Located in Dubai, the EMEA Technical Center will leverage the technologies and more sustainable oilfield chemicals. The regional hub will address three competencies: corrosion, fluid separation and flow assurance.

“The EMEA Technical Center brings autonomous application testing facilities to the oil and gas industry, doubling throughput and allowing customers to swiftly realize performance and cost-driven solutions,” Zied Ghazouani, head of EMEA for Clariant Oil Services, said. 

Clariant WorkerCenter
Clariant’s global innovation team using state-of-the-art equipment at the EMEA Technical Center. (Source: Clariant)

Verisk selling Woodmac to Veritas

Verisk announced it will sell analytics company Wood Mackenzie to a Veritas Capital affiliate for $3.1 billion in cash consideration payable at closing plus future additional contingent consideration of up to $200 million.

According to a news release, Veritas can help advance Wood Mackenzie’s goal of accelerating the transition to a more sustainable future.

Ramzi Musallam, CEO and Managing Partner of Veritas, said WoodMac provides essential data and insights to organizations across the value chain.

“In partnership with Wood Mackenzie leadership, and with the strong backing of our strategic investment, we have an opportunity to enhance and expand the datasets and solutions the company provides to its growing customer base, from upstream producers who are looking to decarbonize to new energy asset managers who want to optimize their investments,” Musallam said.

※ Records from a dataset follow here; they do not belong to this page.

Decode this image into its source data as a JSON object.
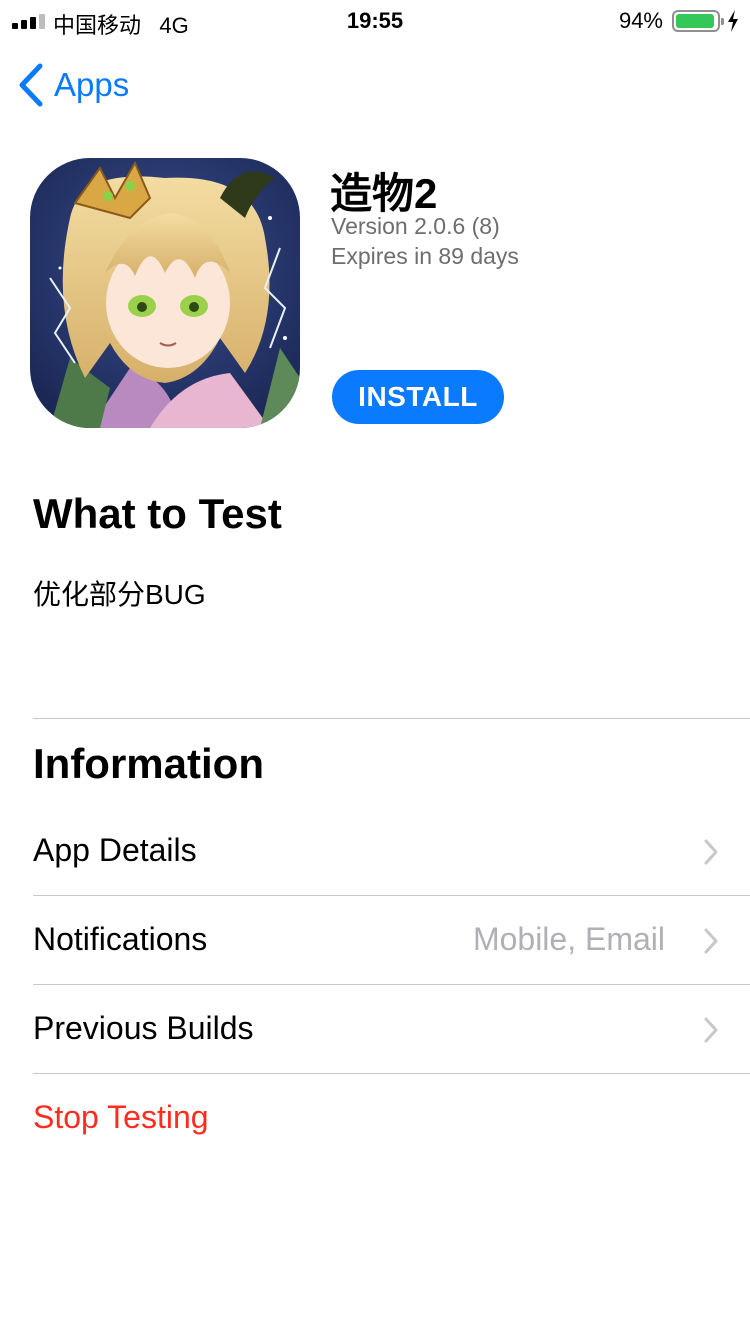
{
  "status_bar": {
    "carrier": "中国移动",
    "network": "4G",
    "time": "19:55",
    "battery_percent": "94%",
    "battery_level": 0.94,
    "battery_color": "#34c759"
  },
  "nav": {
    "back_icon": "chevron-left-icon",
    "back_label": "Apps"
  },
  "app": {
    "name": "造物2",
    "version": "Version 2.0.6 (8)",
    "expires": "Expires in 89 days",
    "install_label": "INSTALL"
  },
  "what_to_test": {
    "heading": "What to Test",
    "notes": "优化部分BUG"
  },
  "information": {
    "heading": "Information",
    "rows": [
      {
        "label": "App Details",
        "value": "",
        "icon": "chevron-right-icon"
      },
      {
        "label": "Notifications",
        "value": "Mobile, Email",
        "icon": "chevron-right-icon"
      },
      {
        "label": "Previous Builds",
        "value": "",
        "icon": "chevron-right-icon"
      }
    ],
    "stop_label": "Stop Testing"
  },
  "colors": {
    "accent": "#0a7aff",
    "destructive": "#ff2d20",
    "secondary_text": "#6d6d72"
  }
}
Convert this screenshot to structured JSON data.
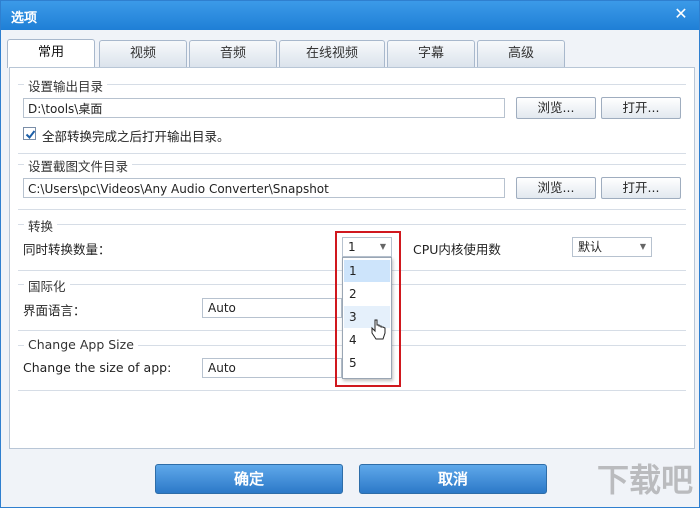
{
  "window": {
    "title": "选项",
    "close_glyph": "✕"
  },
  "tabs": [
    {
      "label": "常用"
    },
    {
      "label": "视频"
    },
    {
      "label": "音频"
    },
    {
      "label": "在线视频"
    },
    {
      "label": "字幕"
    },
    {
      "label": "高级"
    }
  ],
  "output_dir": {
    "title": "设置输出目录",
    "path": "D:\\tools\\桌面",
    "browse": "浏览...",
    "open": "打开...",
    "checkbox_label": "全部转换完成之后打开输出目录。",
    "checked": true
  },
  "snapshot_dir": {
    "title": "设置截图文件目录",
    "path": "C:\\Users\\pc\\Videos\\Any Audio Converter\\Snapshot",
    "browse": "浏览...",
    "open": "打开..."
  },
  "convert": {
    "title": "转换",
    "simul_label": "同时转换数量：",
    "simul_value": "1",
    "cpu_label": "CPU内核使用数",
    "cpu_value": "默认"
  },
  "dropdown_options": [
    "1",
    "2",
    "3",
    "4",
    "5"
  ],
  "i18n": {
    "title": "国际化",
    "lang_label": "界面语言：",
    "lang_value": "Auto"
  },
  "app_size": {
    "title": "Change App Size",
    "size_label": "Change the size of app:",
    "size_value": "Auto"
  },
  "footer": {
    "ok": "确定",
    "cancel": "取消"
  },
  "watermark": "下载吧",
  "colors": {
    "title_bar": "#1f7fd6",
    "highlight_box": "#d0181e"
  }
}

Verisk CEO Lee Shavel said the deal: “best positions Verisk to expand our role as a strategic data, analytics, and technology partner to the global insurance industry, and as a result, drive growth and returns that will create long-term shareholder value.”

The total purchase price is subject to typical adjustments for, among other things, the working capital and the debt of the business at closing. The transaction is subject to customary closing conditions, including regulatory approvals, and is expected to close in first-quarter 2023.